Sie hob eine Augenbraue.
"Ach so, ja... ", sagte die Frau und kratzte sich am Hinterkopf, "Naja, jeder kann eben nicht alles kriegen... obwohl er in dem Fall der einzige ist, der nicht bekommt, was er will... ich glaube, er würde es verkraften!"
"Irgendwann wird er es sowieso herausfinden!", sagte die Königin, "Glaubst du, er denkt, ich hätte Interesse?"
"Ich könnte es mir vorstellen!", sagte die Erwachsene, "Er kommt öfter zu mir, um darüber zu reden und er schwärmt über jedes winzige Lächeln von dir! Selbst, wenn du in eine völlig andere Richtung gesehen hast! Also er macht sich jedenfalls Hoffnungen!"
"Hätte ich ein Gewissen, würde ich sagen, dass er mir Leid tut!", sagte der Vogel, "Aber ich kann nur sagen, dass Ora mir gehört!"
Sie packte ihre Freundin von hinten und umarmte sie sanft, während sie ihren Kopf auf ihre Schulter legte.
"Du bist viel zu süß, um dich herzugeben!", sagte sie.
Die Drachin kicherte.
"Ich bin mir sicher, dass du ein Gewissen hast!", sagte sie, "Auch, wenn du es einfach nicht zugeben willst! Und ich bin nicht süß!"
"Doch, bist du!", sagte der Papagei und grinste, "Wenn du auch nur annähernd so süß schmecken würdest, wie du aussiehst, hätte ich dich schon längst aufgegessen!"
"Wenn du bittere Sachen so gern magst...", sagte Ora, "Dann schenk ich dir eine Grapefruit zu Weihnachten!"
"DU schenkst MIR garnichts!", sagte Rewe, "Das darf nur ich!"
"Oh nein, wenn, dann schenk ich dir auch was!", sagte das Mädchen.

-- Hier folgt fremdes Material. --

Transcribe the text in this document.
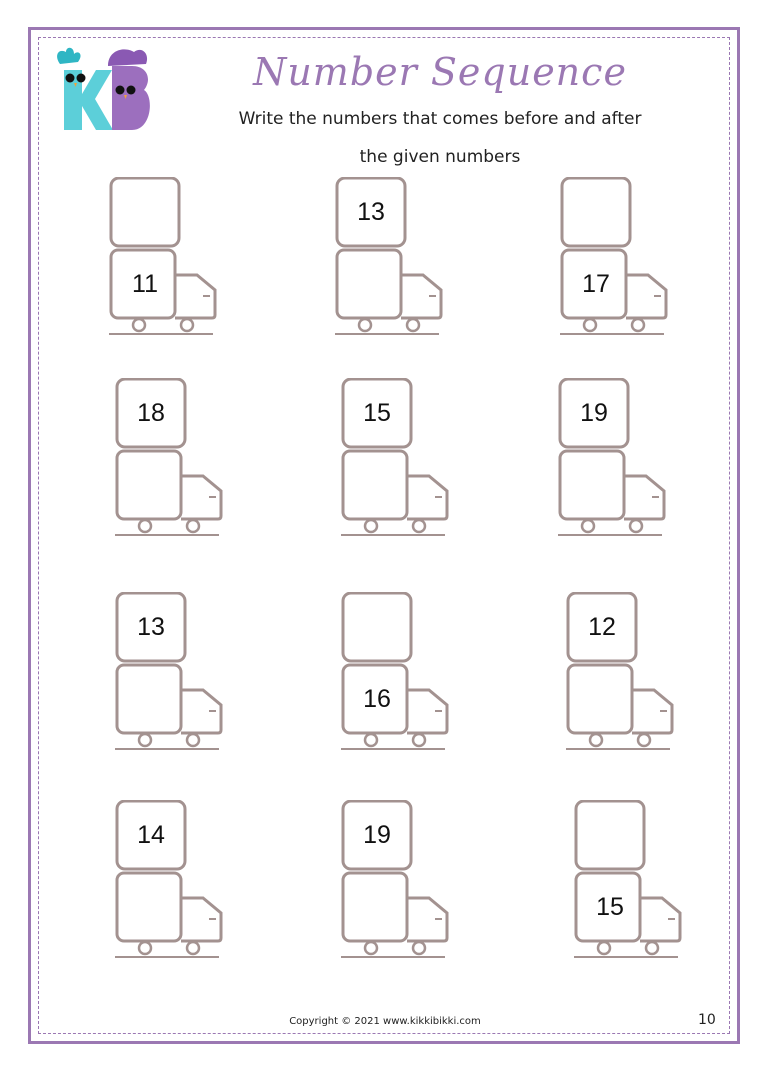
Number Sequence
Write the numbers that comes before and after
the given numbers
11
13
17
18	15	19
13
16
12
14	19
15
Copyright © 2021 www.kikkibikki.com	10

"Das werden wir ja sehen, ob du mir was schenkst, wenn ich dich bis Weihnachten in meinem Keller einsperre!", sagte die Frau und grinste.
"Das würdest du doch nicht tun, oder?", fragte der Drache ängstlich.

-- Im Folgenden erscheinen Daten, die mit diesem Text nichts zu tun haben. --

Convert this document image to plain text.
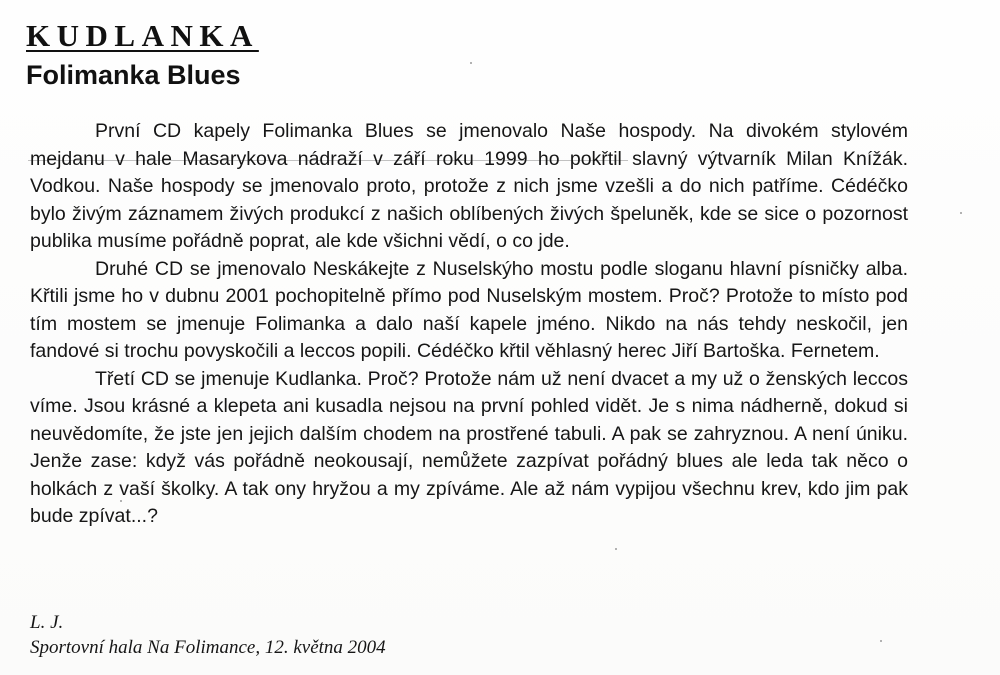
KUDLANKA
Folimanka Blues

První CD kapely Folimanka Blues se jmenovalo Naše hospody. Na divokém stylovém mejdanu v hale Masarykova nádraží v září roku 1999 ho pokřtil slavný výtvarník Milan Knížák. Vodkou. Naše hospody se jmenovalo proto, protože z nich jsme vzešli a do nich patříme. Cédéčko bylo živým záznamem živých produkcí z našich oblíbených živých špeluněk, kde se sice o pozornost publika musíme pořádně poprat, ale kde všichni vědí, o co jde.

Druhé CD se jmenovalo Neskákejte z Nuselskýho mostu podle sloganu hlavní písničky alba. Křtili jsme ho v dubnu 2001 pochopitelně přímo pod Nuselským mostem. Proč? Protože to místo pod tím mostem se jmenuje Folimanka a dalo naší kapele jméno. Nikdo na nás tehdy neskočil, jen fandové si trochu povyskočili a leccos popili. Cédéčko křtil věhlasný herec Jiří Bartoška. Fernetem.

Třetí CD se jmenuje Kudlanka. Proč? Protože nám už není dvacet a my už o ženských leccos víme. Jsou krásné a klepeta ani kusadla nejsou na první pohled vidět. Je s nima nádherně, dokud si neuvědomíte, že jste jen jejich dalším chodem na prostřené tabuli. A pak se zahryznou. A není úniku. Jenže zase: když vás pořádně neokousají, nemůžete zazpívat pořádný blues ale leda tak něco o holkách z vaší školky. A tak ony hryžou a my zpíváme. Ale až nám vypijou všechnu krev, kdo jim pak bude zpívat...?

L. J.
Sportovní hala Na Folimance, 12. května 2004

"Natürlich nicht!", sagte die Erwachsene und kicherte, "Das schönste Stück in meiner Höhle soll doch nicht verstauben! Wenn, dann sperre ich dich ins Schlafzimmer!"
Die Königin legte sie Ohren an.
"Das werden wir ja noch sehen!", knurrte sie.

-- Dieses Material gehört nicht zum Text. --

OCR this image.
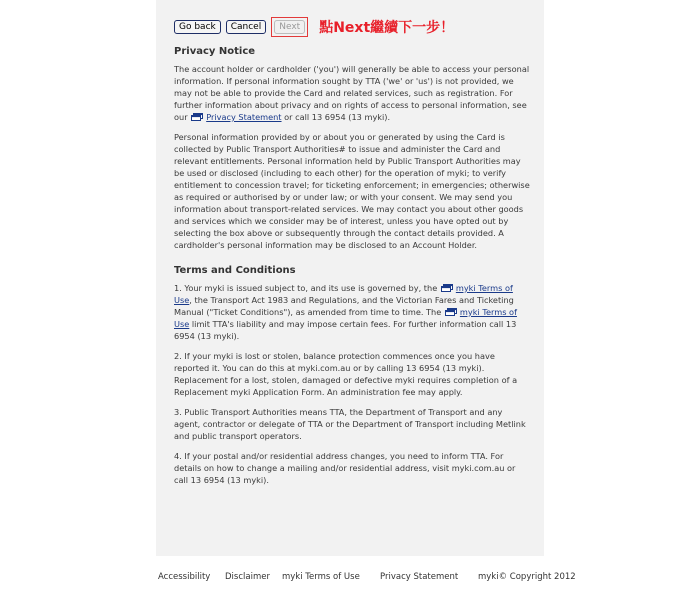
Go back	Cancel	Next	點Next繼續下一步！
Privacy Notice

The account holder or cardholder ('you') will generally be able to access your personal information. If personal information sought by TTA ('we' or 'us') is not provided, we may not be able to provide the Card and related services, such as registration. For further information about privacy and on rights of access to personal information, see our Privacy Statement or call 13 6954 (13 myki).

Personal information provided by or about you or generated by using the Card is collected by Public Transport Authorities# to issue and administer the Card and relevant entitlements. Personal information held by Public Transport Authorities may be used or disclosed (including to each other) for the operation of myki; to verify entitlement to concession travel; for ticketing enforcement; in emergencies; otherwise as required or authorised by or under law; or with your consent. We may send you information about transport-related services. We may contact you about other goods and services which we consider may be of interest, unless you have opted out by selecting the box above or subsequently through the contact details provided. A cardholder's personal information may be disclosed to an Account Holder.

Terms and Conditions

1. Your myki is issued subject to, and its use is governed by, the myki Terms of Use, the Transport Act 1983 and Regulations, and the Victorian Fares and Ticketing Manual ("Ticket Conditions"), as amended from time to time. The myki Terms of Use limit TTA's liability and may impose certain fees. For further information call 13 6954 (13 myki).

2. If your myki is lost or stolen, balance protection commences once you have reported it. You can do this at myki.com.au or by calling 13 6954 (13 myki). Replacement for a lost, stolen, damaged or defective myki requires completion of a Replacement myki Application Form. An administration fee may apply.

3. Public Transport Authorities means TTA, the Department of Transport and any agent, contractor or delegate of TTA or the Department of Transport including Metlink and public transport operators.

4. If your postal and/or residential address changes, you need to inform TTA. For details on how to change a mailing and/or residential address, visit myki.com.au or call 13 6954 (13 myki).

Accessibility	Disclaimer	myki Terms of Use	Privacy Statement	myki© Copyright 2012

Die Lehrerin musste lachen.
"Klingt ja interessant, eure Beziehung!", sagte sie belüstigt.
"Sie ist... besonders!", sagte der Vogel.
"Aber perfekt!", sagte die Drachin, "Nicht wahr, Rewe?"
Sie sah den Papageien mit großen Augen an.
Diese lächelte.
"Natürlich!", sagte sie und stubste ihr auf die Nase.
Ora kicherte und wurde etwas rot.
"Aww, jetzt ist sie schüchtern, guck mal!", sagte Rewe zu der Lehrkraft.
Diese unterdrückte ein kichern.
"Wie lange glaubst du, braucht Yves?", fragte das Mädchen.
"Noch eine Viertelstunde etwa!", sagte Rousseau, "Er wohnt ja nicht weit weg!"
"Gut, dann warten wir!", sagte der Vogel und zog ihre Freundin mit sich auf eine Bank.
Sie lehnten sich zurück und warteten.